Chunking is making my life more difficult.

255 views
Skip to first unread message

ehanneken

unread,
Dec 31, 2010, 12:25:15 AM12/31/10
to Clojure
I spent a long time debugging some Clojure code yesterday. The
essence of it looked similar to this:

(defn items []
(mapcat expensive-function (range 0 4000 100)))

. . . (take 5 (items)) . . .

expensive-function is a function that issues an HTTP GET to retrieve a
vector of data. Since range's docstring says it returns a lazy
sequence, and since mapcat is defined in terms of map and concat,
which are both supposed to return lazy sequences, I expected (take 5
(items)) to cause only one HTTP GET. In reality, it causes 32 GETs.
That's kind of costly in time and space, considering I merely wanted
the first 5 of the 100 items returned in the response to the first
GET.

This behavior was baffling to me at first, but after some research I
found section 12.3 of _The Joy of Clojure_, which mentions that ever
since Clojure 1.1 some functions (such as range) which are advertised
as lazy are actually moderately eager, realizing chunks of up to 32
elements at a time.

I retrieved the release notes for Clojure 1.1. In the section about
chunking, it says, "Please share any use cases where chunked
processing has resulted in behavioral differences that matter to you
on the Clojure Google group." That's why I posted this.

Ken Wesson

unread,
Dec 31, 2010, 12:48:08 AM12/31/10
to clo...@googlegroups.com
On Fri, Dec 31, 2010 at 12:25 AM, ehanneken <ehan...@pobox.com> wrote:
> I spent a long time debugging some Clojure code yesterday.  The
> essence of it looked similar to this:
>
> (defn items []
>  (mapcat expensive-function (range 0 4000 100)))
>
> . . . (take 5 (items)) . . .
>
> expensive-function is a function that issues an HTTP GET to retrieve a
> vector of data.  Since range's docstring says it returns a lazy
> sequence, and since mapcat is defined in terms of map and concat,
> which are both supposed to return lazy sequences, I expected (take 5
> (items)) to cause only one HTTP GET.  In reality, it causes 32 GETs.
> That's kind of costly in time and space, considering I merely wanted
> the first 5 of the 100 items returned in the response to the first
> GET.
>
> This behavior was baffling to me at first, but after some research I
> found section 12.3 of _The Joy of Clojure_, which mentions that ever
> since Clojure 1.1 some functions (such as range) which are advertised
> as lazy are actually moderately eager, realizing chunks of up to 32
> elements at a time.

Interesting.
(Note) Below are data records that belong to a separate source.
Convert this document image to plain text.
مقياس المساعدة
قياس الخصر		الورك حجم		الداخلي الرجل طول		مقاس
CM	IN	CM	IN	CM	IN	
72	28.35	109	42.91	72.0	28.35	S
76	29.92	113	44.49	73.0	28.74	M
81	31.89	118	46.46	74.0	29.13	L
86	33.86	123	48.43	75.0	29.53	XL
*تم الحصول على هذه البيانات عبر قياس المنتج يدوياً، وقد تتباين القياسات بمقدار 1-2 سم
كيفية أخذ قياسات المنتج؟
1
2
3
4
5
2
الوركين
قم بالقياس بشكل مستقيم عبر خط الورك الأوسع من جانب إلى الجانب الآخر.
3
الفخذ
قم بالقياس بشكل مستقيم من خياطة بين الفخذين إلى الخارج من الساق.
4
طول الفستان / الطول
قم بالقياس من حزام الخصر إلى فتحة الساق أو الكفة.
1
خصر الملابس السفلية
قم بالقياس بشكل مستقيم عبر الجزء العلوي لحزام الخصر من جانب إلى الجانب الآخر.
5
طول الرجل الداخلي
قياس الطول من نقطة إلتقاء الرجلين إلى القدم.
I find it odd, though, that that would result in
expensive-function being called 32 times. I'd expect mapcat to cause
it to be called once; so you'd realize the first 32 elements of (range
0 4000 100) and consume one, and realize the first 100 elements of
(mapcat expensive-function (range 0 4000 100)) and consume five.

Is mapcat also semi-eager, then?

Chas Emerick

unread,
Dec 31, 2010, 1:49:05 AM12/31/10
to clo...@googlegroups.com
On Fri, Dec 31, 2010 at 12:25 AM, ehanneken <ehan...@pobox.com> wrote:
> I spent a long time debugging some Clojure code yesterday. The
> essence of it looked similar to this:
>
> (defn items []
> (mapcat expensive-function (range 0 4000 100)))
>
> . . . (take 5 (items)) . . .
>
> expensive-function is a function that issues an HTTP GET to retrieve a
> vector of data. Since range's docstring says it returns a lazy
> sequence, and since mapcat is defined in terms of map and concat,
> which are both supposed to return lazy sequences, I expected (take 5
> (items)) to cause only one HTTP GET. In reality, it causes 32 GETs.
> That's kind of costly in time and space, considering I merely wanted
> the first 5 of the 100 items returned in the response to the first
> GET.
>
> This behavior was baffling to me at first, but after some research I
> found section 12.3 of _The Joy of Clojure_, which mentions that ever
> since Clojure 1.1 some functions (such as range) which are advertised
> as lazy are actually moderately eager, realizing chunks of up to 32
> elements at a time.


Chunking is dependent upon the type of seq being traversed, which is in turn dependent upon the type of collection underlying the seq. Ranges always produce chunked seqs, as do non-empty vectors for example. If chunking is a concern, you can always fall back to seqs "grounded" in lists, which are always unchunked (and therefore yield one-at-a-time behaviour with e.g. map):

=> (->> (range 50)
(map println)
first)
0
1
2
...
31
nil

vs…

=> (->> (range 50)
(mapcat list)
(map println)
first)
0
nil

I'm not sure that this means that map, concat, etc are eager in practical terms. I view the chunking in much the same light as transients vis á vis immutability of persistent data structures -- the result is a relative perf improvement that doesn't impact semantics in the vast majority of cases. In my experience, chunking is only detrimental when mapping side-effecting (usually IO-related) functions across collections, as you're doing. Given that, using a (mapcat list) interstitial to get unchunked seqs is inconsequential w.r.t. perf, etc. I'd be interested in hearing any different perspectives.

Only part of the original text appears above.